Samuel Riddle (October 5, 1799 – February 19, 1888) was a textile manufacturer from Belfast, Ireland who emigrated to the United States and owned several textile mills in Delaware County, Pennsylvania, United States.

==Early life==
Riddle was born near Belfast, Ireland. He received a private school education but quit when he was 14 years old to work in a textile mill. In 1823, Riddle sailed to Philadelphia, United States and began working at a cotton-mill in the Manayunk section of town.

==Career==
In 1827, Riddle went into business for himself by renting a mill in Springdale, Pennsylvania with 480 mule spindles and 10 employees. In 1830, Samuel Riddle along with his brother James moved operations to the Parkmount Mill on Chester Creek in Aston, Pennsylvania. The Riddle brothers operated the Parkmount Mill until 1841 when it was leased to other manufacturers. Riddle eventually owned 5 mills and employed 400 people. The mills had approximately 10,400 cotton and woolen spindles as well as 270 power looms.

==Glen Riddle==
In the 1840s, Riddle began building an estate of several hundred acres which he named Glen Riddle.
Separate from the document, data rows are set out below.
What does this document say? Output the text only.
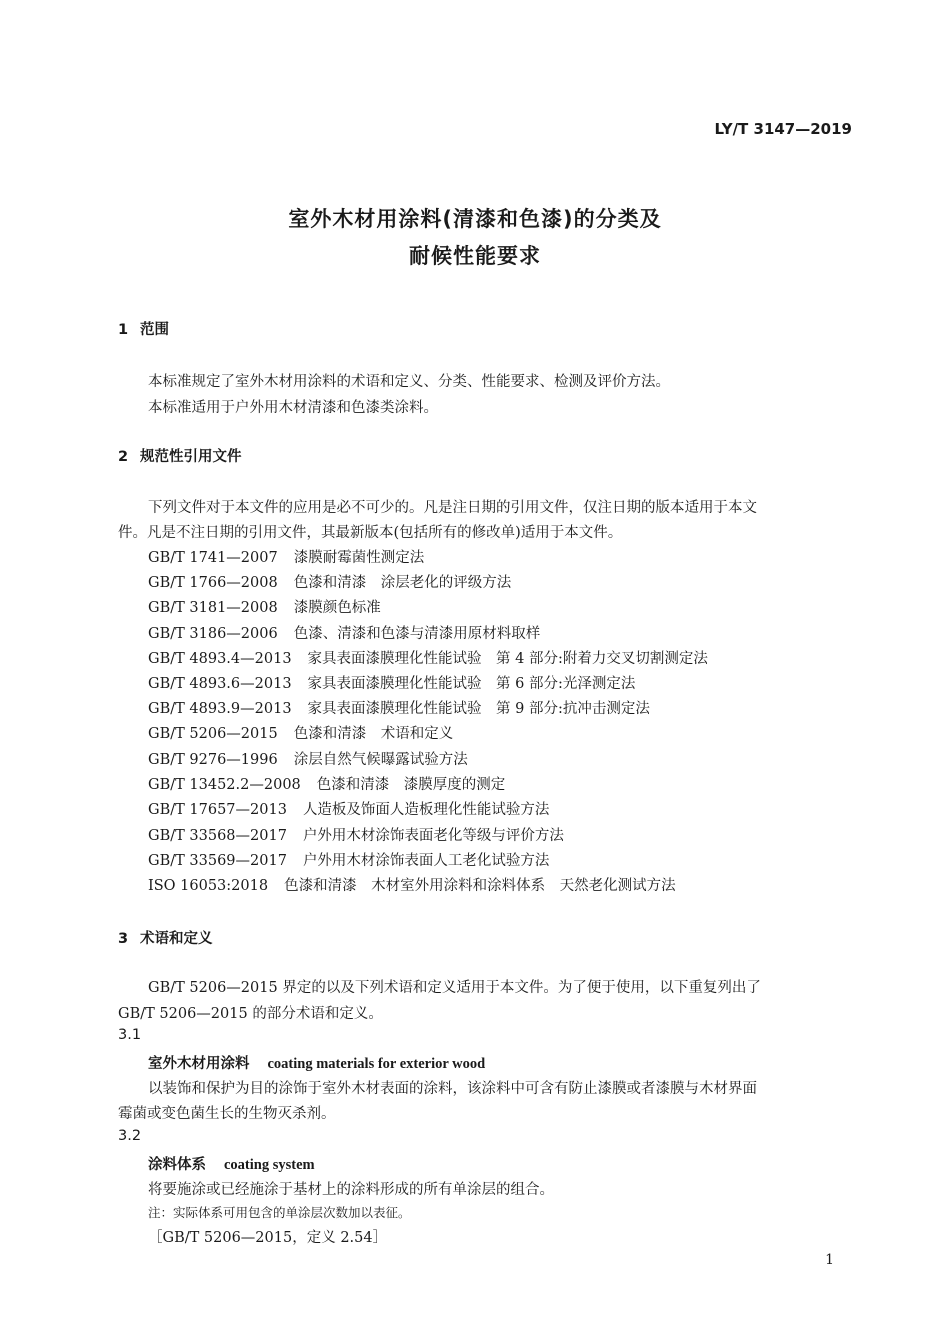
LY/T 3147—2019
室外木材用涂料(清漆和色漆)的分类及
耐候性能要求
1 范围
本标准规定了室外木材用涂料的术语和定义、分类、性能要求、检测及评价方法。
本标准适用于户外用木材清漆和色漆类涂料。
2 规范性引用文件
下列文件对于本文件的应用是必不可少的。凡是注日期的引用文件，仅注日期的版本适用于本文
件。凡是不注日期的引用文件，其最新版本(包括所有的修改单)适用于本文件。
GB/T 1741—2007 漆膜耐霉菌性测定法
GB/T 1766—2008 色漆和清漆　涂层老化的评级方法
GB/T 3181—2008 漆膜颜色标准
GB/T 3186—2006 色漆、清漆和色漆与清漆用原材料取样
GB/T 4893.4—2013 家具表面漆膜理化性能试验　第 4 部分:附着力交叉切割测定法
GB/T 4893.6—2013 家具表面漆膜理化性能试验　第 6 部分:光泽测定法
GB/T 4893.9—2013 家具表面漆膜理化性能试验　第 9 部分:抗冲击测定法
GB/T 5206—2015 色漆和清漆　术语和定义
GB/T 9276—1996 涂层自然气候曝露试验方法
GB/T 13452.2—2008 色漆和清漆　漆膜厚度的测定
GB/T 17657—2013 人造板及饰面人造板理化性能试验方法
GB/T 33568—2017 户外用木材涂饰表面老化等级与评价方法
GB/T 33569—2017 户外用木材涂饰表面人工老化试验方法
ISO 16053:2018 色漆和清漆　木材室外用涂料和涂料体系　天然老化测试方法
3 术语和定义
GB/T 5206—2015 界定的以及下列术语和定义适用于本文件。为了便于使用，以下重复列出了
GB/T 5206—2015 的部分术语和定义。
3.1
室外木材用涂料 coating materials for exterior wood
以装饰和保护为目的涂饰于室外木材表面的涂料，该涂料中可含有防止漆膜或者漆膜与木材界面
霉菌或变色菌生长的生物灭杀剂。
3.2
涂料体系 coating system
将要施涂或已经施涂于基材上的涂料形成的所有单涂层的组合。
注：实际体系可用包含的单涂层次数加以表征。
［GB/T 5206—2015，定义 2.54］
1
This area became the unincorporated community of Glen Riddle in Middletown Township.

==Personal life==
Riddle lost his first wife Martha after her death during childbirth of his first child, Henry, in 1850. He remarried 23 year old Linda Doyle and together they had four children. Their son, Samuel Doyle Riddle was an American businessman and racehorse owner. Riddle died on February 19, 1888 and is interred at Middletown Presbyterian Church Cemetery in Elwyn, Pennsylvania.